We are accustomed to think of the secular-religious divide that exists in Israel today as relating to denominational pluralism, conversions, civil marriage, Sabbath observance and other matters of ritual and budget allocations. All of this may be true, but it ignores the basic divide, which is one of values, world view and perception of ourselves and others.
The recent success of Hamas in the elections for the Palestinian parliament should serve to focus the attention of our leaders and public on a hard fact that Israel has always chosen to ignore until now: that the Arab-Israeli struggle is at its core a religious dispute. Only by appreciating and understanding this unpleasant but very real truth does the struggle take on a somewhat rational and understandable, and perhaps even predictable, pattern.
Since the leadership, political and academic, of the Zionist movement from its founding in 1897 and later of the State of Israel itself has always been devoutly secular and disdainful, if not downright hostile, to traditional Jewish beliefs, values and religious practices, it placed itself in a mind-frame that did not appreciate the Arab position on the emergence of the Jewish national home in the Land of Israel.
If we care nothing about our religion, the Jewish leadership seemed to say, then it should be true that they – the Arabs – must also not allow religion to play a decisive role in reconciling our differences.

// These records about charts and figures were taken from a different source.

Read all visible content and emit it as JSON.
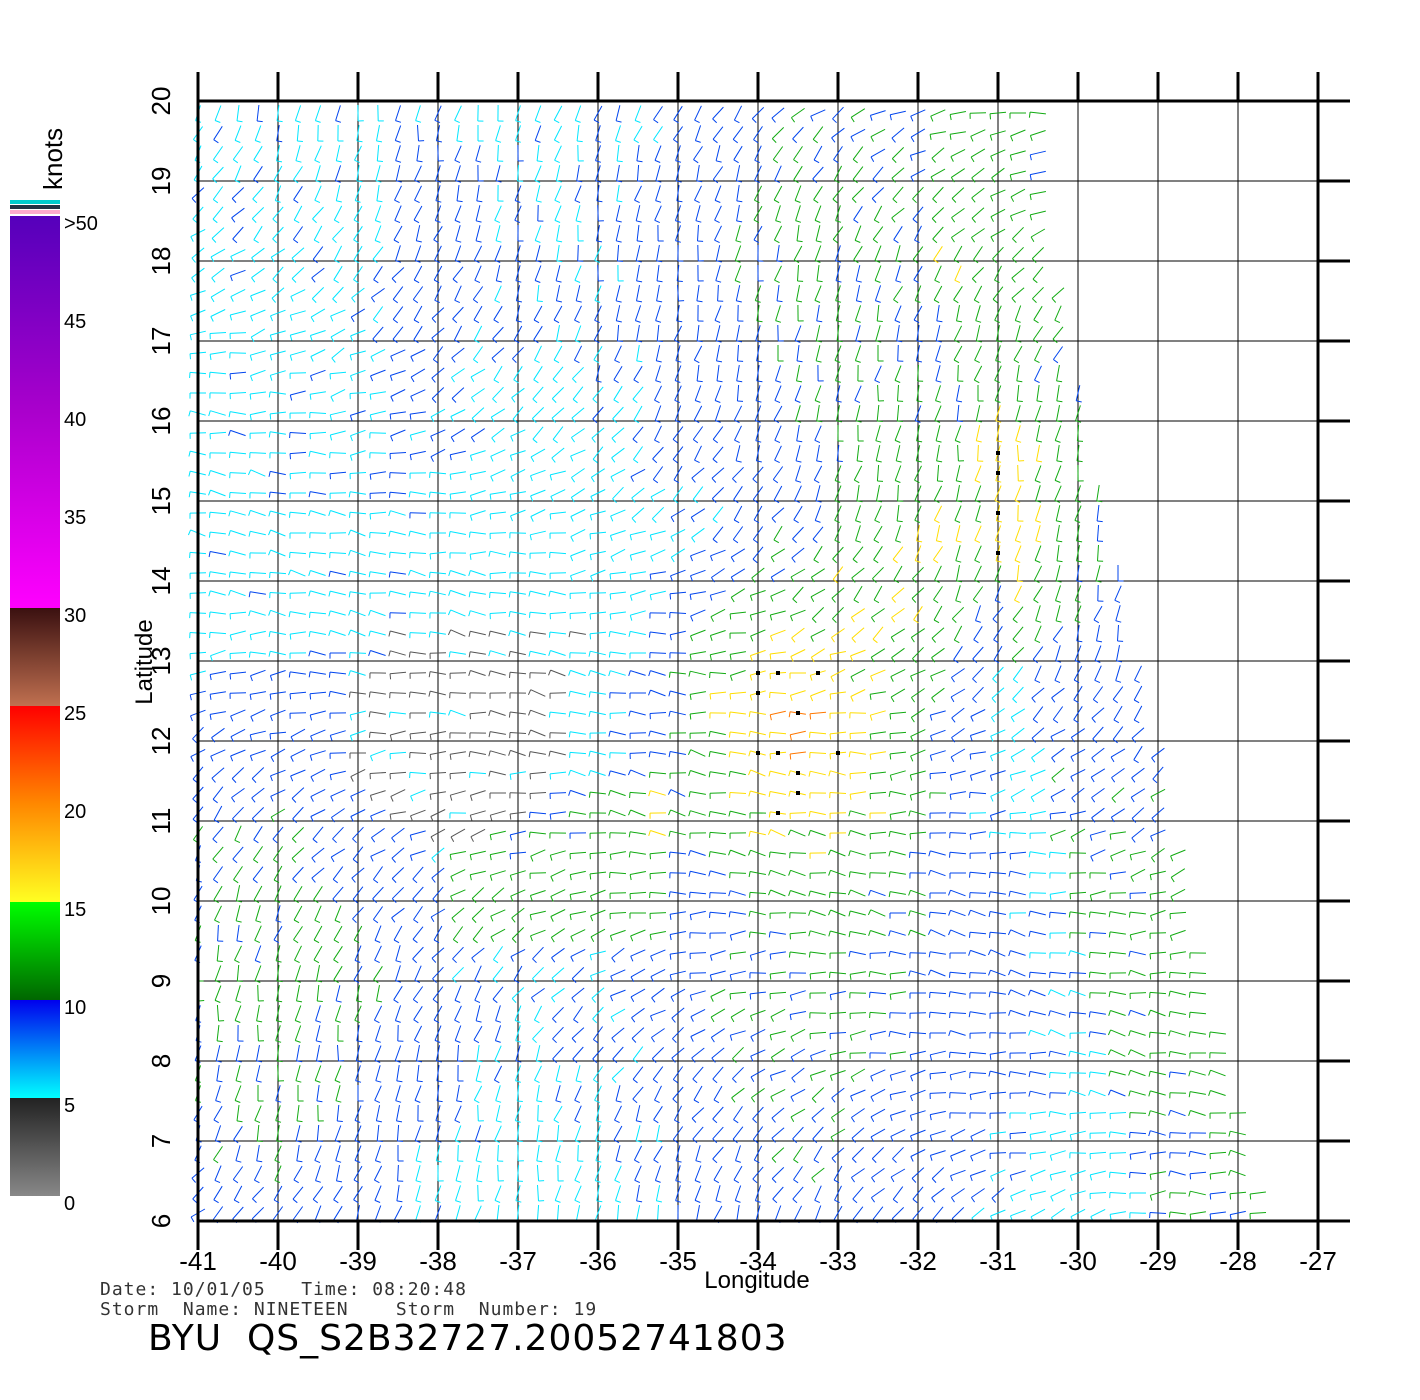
{
  "map": {
    "xlabel": "Longitude",
    "ylabel": "Latitude",
    "lon_range": [
      -41,
      -27
    ],
    "lat_range": [
      6,
      20
    ],
    "lon_ticks": [
      "-41",
      "-40",
      "-39",
      "-38",
      "-37",
      "-36",
      "-35",
      "-34",
      "-33",
      "-32",
      "-31",
      "-30",
      "-29",
      "-28",
      "-27"
    ],
    "lat_ticks": [
      "6",
      "7",
      "8",
      "9",
      "10",
      "11",
      "12",
      "13",
      "14",
      "15",
      "16",
      "17",
      "18",
      "19",
      "20"
    ],
    "swath_east_edge": [
      [
        -30.5,
        20
      ],
      [
        -30.3,
        18
      ],
      [
        -29.7,
        15
      ],
      [
        -29.0,
        12
      ],
      [
        -28.4,
        9
      ],
      [
        -27.6,
        6
      ]
    ],
    "grid": true
  },
  "colorbar": {
    "unit": "knots",
    "labels": [
      ">50",
      "45",
      "40",
      "35",
      "30",
      "25",
      "20",
      "15",
      "10",
      "5",
      "0"
    ],
    "colors": {
      "0-5": "#555555",
      "5-10": "#00e5ff",
      "10-15": "#0044ee",
      "15-20": "#11aa11",
      "20-25": "#ffdd00",
      "25-30": "#ff7700",
      "30-35": "#ff1a00",
      "35-40": "#8a4a2a",
      "40-45": "#ff00ff",
      "45-50": "#7700cc"
    }
  },
  "info": {
    "date_line": "Date: 10/01/05   Time: 08:20:48",
    "storm_line": "Storm  Name: NINETEEN    Storm  Number: 19",
    "title": "BYU  QS_S2B32727.20052741803"
  }
}
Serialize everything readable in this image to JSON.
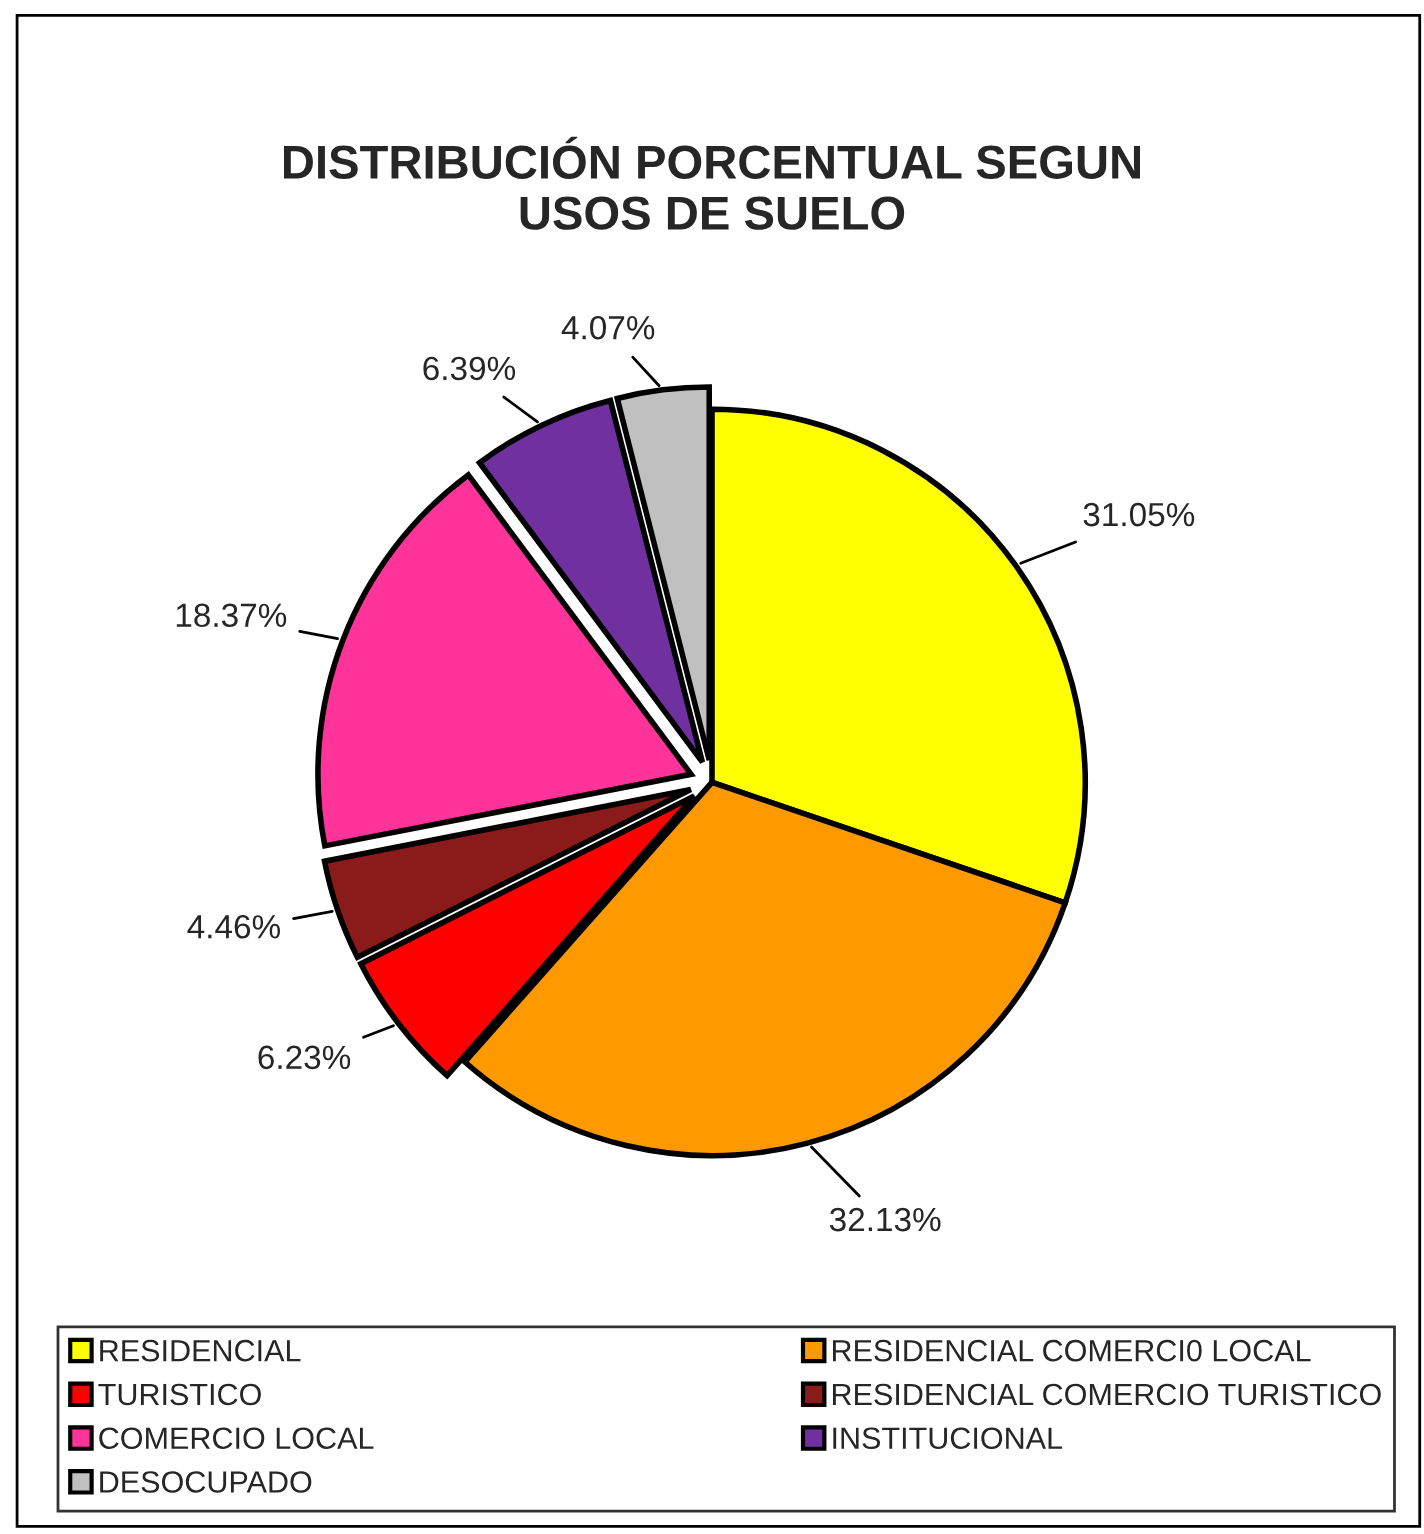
{
  "chart_data": {
    "type": "pie",
    "title": "DISTRIBUCIÓN PORCENTUAL SEGUN\nUSOS DE SUELO",
    "categories": [
      "RESIDENCIAL",
      "RESIDENCIAL COMERCI0 LOCAL",
      "TURISTICO",
      "RESIDENCIAL COMERCIO TURISTICO",
      "COMERCIO LOCAL",
      "INSTITUCIONAL",
      "DESOCUPADO"
    ],
    "values": [
      31.05,
      32.13,
      6.23,
      4.46,
      18.37,
      6.39,
      4.07
    ],
    "value_labels": [
      "31.05%",
      "32.13%",
      "6.23%",
      "4.46%",
      "18.37%",
      "6.39%",
      "4.07%"
    ],
    "colors": [
      "#ffff00",
      "#ff9900",
      "#ff0000",
      "#8b1a1a",
      "#ff3399",
      "#7030a0",
      "#c0c0c0"
    ],
    "legend": "bottom"
  }
}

I think the State Department suffers from the same false assumption.
In effect, we always maintained that since we had freed ourselves of the constraints of our religion and thus saw our way forward to territorial solutions that would end the conflict, it was obvious that eventually the Arabs would also become completely secularized – the wave of the future, as Marx predicted – and the rose garden of the Middle East would then begin to bloom.…
The mere existence of such a Jewish state, no matter what its borders, would still remain an affront to Islam even if it was completely disarmed and headed by Yossi Beilin. Thus, the president of Iran, among other Muslim leaders, would still be duty-bound to call for its destruction, God forbid. And he and they mean exactly what they threaten….

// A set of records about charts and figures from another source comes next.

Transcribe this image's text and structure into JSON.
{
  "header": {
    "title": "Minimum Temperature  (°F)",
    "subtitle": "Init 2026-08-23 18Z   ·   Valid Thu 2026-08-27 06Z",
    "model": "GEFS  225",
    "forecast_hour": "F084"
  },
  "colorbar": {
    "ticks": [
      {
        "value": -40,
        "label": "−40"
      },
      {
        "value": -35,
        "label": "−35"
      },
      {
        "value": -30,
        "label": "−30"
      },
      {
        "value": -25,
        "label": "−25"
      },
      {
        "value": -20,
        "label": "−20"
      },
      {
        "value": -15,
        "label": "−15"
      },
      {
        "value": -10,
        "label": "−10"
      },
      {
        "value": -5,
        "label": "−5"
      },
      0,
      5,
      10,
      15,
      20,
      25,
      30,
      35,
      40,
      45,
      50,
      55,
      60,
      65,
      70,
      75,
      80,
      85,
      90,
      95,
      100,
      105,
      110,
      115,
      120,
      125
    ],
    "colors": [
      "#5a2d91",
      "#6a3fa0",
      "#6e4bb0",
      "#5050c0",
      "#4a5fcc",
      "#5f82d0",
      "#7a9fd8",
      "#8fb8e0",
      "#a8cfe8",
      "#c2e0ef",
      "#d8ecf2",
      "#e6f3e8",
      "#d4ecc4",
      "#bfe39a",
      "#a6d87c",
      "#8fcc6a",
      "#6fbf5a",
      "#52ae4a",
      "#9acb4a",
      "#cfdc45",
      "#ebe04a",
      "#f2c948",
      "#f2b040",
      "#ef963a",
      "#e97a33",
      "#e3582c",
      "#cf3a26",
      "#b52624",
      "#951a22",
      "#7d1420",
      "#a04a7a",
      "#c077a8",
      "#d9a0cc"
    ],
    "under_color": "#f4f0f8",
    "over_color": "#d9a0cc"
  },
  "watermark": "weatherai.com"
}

The Arabs view us as the latter-day reincarnation of the Crusaders of the Middle Ages. The struggle and triumph over the Crusaders was a victory of Islam over Christianity, pure and simple. It reinforced in the Muslim mind the exclusivity and superiority of Islam over all other faiths. It strengthened the concept of dhimmi in the Muslim world, whereby non-Muslims could exist in their society solely in a subservient, second-class state of being, and even then only at the sufferance of the Muslim rulers themselves.
Religion was the motivating force in that struggle. It remains so in our current struggle….
A religious struggle conducted from a purely secular point of view cannot really ever be concluded successfully, for the true core problem remains unrecognized. And this is the true religious-secular fault line that divides Israel today.